Martin Luther King Jr said: 11am on Sunday morning is the most segregated hour in our country. The reason that is troubling is that it speaks to an issue that may not dwell on the surface but lives beneath it.
In other words, you might not be racist, but the ideas and thoughts, perpetuated in our society, by media and otherwise, can impact the way you feel about people of other races. That’s why if Jesus was here, the first thing he would want you to do is examine your heart.
This means...consider the conversations you have, not when everyone is watching, but in your private moments. Whether you are at the dinner table, in your living room, or in places you know you can speak freely and no one is watching or listening. Those moments will reveal everything that is in your heart.
Here is what Jesus said:
A good man brings good things out of the good stored up in his heart, and an evil man brings evil things out of the evil stored up in his heart. For the mouth speaks what the heart is full of. – Luke 6:45
So, how do you examine your heart? Take a moment to answer these five questions:
1. How do your conversations about race go when you are in a “safe space?”
2. What did you say when you heard another black man was killed by a police officer?
3. Did it change when you saw the video?
4. What did you say about the people who were marching to protest what happened to George Floyd?
5. What did you say about the small group of people who were seen rioting, looting, burning police cars, and destroying small businesses?
Again, don’t think about what you said publicly, what was in your heart? What did you say in those secret places?
By the way, these questions are not just aimed at white people. These questions are for every person of every race. I know these aren’t easy questions to answer (especially if we want to be completely honest) but if we are going to heal racism in our society these are the types of questions that need to be addressed.
The problem isn’t the conversations you have when you are out in the world. The problem is the conversations you have when you are in your home. What are you saying then?

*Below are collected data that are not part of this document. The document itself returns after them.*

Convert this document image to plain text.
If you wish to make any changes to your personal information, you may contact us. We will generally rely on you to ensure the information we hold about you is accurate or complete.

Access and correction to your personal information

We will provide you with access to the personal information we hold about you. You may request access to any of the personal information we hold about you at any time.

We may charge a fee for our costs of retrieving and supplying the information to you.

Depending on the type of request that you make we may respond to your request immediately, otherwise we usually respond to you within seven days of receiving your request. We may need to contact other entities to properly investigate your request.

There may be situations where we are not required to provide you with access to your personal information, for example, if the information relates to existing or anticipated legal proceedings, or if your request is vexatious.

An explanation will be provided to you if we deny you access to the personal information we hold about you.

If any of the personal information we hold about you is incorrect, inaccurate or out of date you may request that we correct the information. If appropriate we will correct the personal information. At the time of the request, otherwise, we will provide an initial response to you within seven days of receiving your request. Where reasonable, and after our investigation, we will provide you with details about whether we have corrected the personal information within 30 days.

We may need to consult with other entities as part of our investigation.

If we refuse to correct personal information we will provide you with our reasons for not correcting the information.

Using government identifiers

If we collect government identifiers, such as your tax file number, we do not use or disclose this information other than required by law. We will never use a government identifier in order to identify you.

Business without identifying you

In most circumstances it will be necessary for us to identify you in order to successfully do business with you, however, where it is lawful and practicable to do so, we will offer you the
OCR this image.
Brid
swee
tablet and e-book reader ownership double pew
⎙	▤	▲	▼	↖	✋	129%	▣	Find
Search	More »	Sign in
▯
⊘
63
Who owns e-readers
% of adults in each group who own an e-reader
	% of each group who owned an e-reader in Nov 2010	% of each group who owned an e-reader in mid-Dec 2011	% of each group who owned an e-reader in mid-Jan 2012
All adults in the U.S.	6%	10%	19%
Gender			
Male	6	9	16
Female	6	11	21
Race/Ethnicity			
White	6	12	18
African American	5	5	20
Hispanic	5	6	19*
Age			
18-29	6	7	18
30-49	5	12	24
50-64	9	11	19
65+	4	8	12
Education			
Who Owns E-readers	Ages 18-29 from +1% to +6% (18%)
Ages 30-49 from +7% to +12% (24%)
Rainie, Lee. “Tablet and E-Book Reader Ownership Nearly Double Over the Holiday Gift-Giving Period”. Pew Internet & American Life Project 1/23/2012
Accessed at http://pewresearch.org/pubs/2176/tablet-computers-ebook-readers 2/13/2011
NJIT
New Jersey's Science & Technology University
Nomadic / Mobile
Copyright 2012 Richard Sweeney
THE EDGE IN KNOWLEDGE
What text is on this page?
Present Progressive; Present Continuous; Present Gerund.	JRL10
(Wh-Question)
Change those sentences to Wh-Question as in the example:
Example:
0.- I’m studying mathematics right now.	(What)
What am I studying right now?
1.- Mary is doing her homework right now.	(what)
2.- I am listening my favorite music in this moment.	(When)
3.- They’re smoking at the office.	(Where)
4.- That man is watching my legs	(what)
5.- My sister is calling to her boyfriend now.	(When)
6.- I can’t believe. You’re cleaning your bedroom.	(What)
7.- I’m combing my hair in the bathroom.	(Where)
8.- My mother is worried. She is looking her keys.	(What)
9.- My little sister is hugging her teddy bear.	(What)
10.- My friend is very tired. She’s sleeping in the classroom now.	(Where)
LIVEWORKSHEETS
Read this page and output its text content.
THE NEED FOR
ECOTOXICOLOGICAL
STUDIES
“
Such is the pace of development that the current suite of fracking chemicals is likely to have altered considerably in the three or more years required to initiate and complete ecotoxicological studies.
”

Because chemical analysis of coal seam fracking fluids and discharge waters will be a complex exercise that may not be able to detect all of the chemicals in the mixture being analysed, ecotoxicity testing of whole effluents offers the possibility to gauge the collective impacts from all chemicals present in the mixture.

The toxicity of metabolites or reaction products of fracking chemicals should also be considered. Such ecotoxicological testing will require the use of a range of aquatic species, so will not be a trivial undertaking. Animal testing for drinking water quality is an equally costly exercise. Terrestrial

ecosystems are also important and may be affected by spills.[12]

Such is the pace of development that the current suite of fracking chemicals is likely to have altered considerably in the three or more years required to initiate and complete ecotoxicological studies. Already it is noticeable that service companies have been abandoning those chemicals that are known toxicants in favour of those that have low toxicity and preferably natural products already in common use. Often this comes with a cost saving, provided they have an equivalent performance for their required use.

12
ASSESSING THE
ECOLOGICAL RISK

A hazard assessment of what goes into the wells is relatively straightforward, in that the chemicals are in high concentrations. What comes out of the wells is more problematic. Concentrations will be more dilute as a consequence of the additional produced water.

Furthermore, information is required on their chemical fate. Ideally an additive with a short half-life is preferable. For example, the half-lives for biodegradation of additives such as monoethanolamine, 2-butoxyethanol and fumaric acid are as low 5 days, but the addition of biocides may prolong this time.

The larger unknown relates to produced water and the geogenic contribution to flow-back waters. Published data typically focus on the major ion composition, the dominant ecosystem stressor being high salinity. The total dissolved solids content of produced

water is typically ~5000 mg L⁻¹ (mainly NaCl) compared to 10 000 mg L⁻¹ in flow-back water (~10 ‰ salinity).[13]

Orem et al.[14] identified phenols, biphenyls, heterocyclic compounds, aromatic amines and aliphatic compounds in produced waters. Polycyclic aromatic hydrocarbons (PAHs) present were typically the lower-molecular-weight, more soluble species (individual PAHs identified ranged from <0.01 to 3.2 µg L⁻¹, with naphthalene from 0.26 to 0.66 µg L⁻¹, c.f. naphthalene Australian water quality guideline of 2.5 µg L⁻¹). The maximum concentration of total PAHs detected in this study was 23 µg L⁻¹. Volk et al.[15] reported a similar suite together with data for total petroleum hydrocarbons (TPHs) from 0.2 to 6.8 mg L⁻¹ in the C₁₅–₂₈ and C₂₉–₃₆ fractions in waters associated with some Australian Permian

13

A pastor I know from a very popular church (if I mentioned the name you'd immediately recognize him) said he's been invited to speak at various places. Often, prior to the service, they would gather in the green room and natural conversations would take place. He said he was shocked by the things he heard. There were disturbing discourses and off-color jokes about people of different races. He thought this was absolutely appalling to the point where he questioned if these men even knew Jesus.
Now, none of these men would stand in the pulpit and say these things publicly. But the fact that they did it “behind closed doors” revealed what’s in their heart. If we want our society to heal from racism we have to deal with the attitudes of the heart. We need to pray open and honest prayers like David did in the Psalms:
Search me, O God, and know my heart; test me and know my anxious thoughts. Point out anything in me that offends you, and lead me along the path of everlasting life. – Psalm 139:23-24 (NLT)
Let’s not assume these attitudes don’t exist within us. Let’s go before God and let him reveal to us if these attitudes actually exist within us. If he should point out anything, we need to repent—and ask for grace to begin to change them.
Healing racism in our country will not happen until there is a change of heart. This is the starting point.
Jesus knows that if he can change the heart, the man will follow. As Proverbs 23:7 reminds us as a man thinks in his heart, so is he. The question I have for you then is what is in your heart?
When we solve the problem of the heart we are well on our way to healing from racism.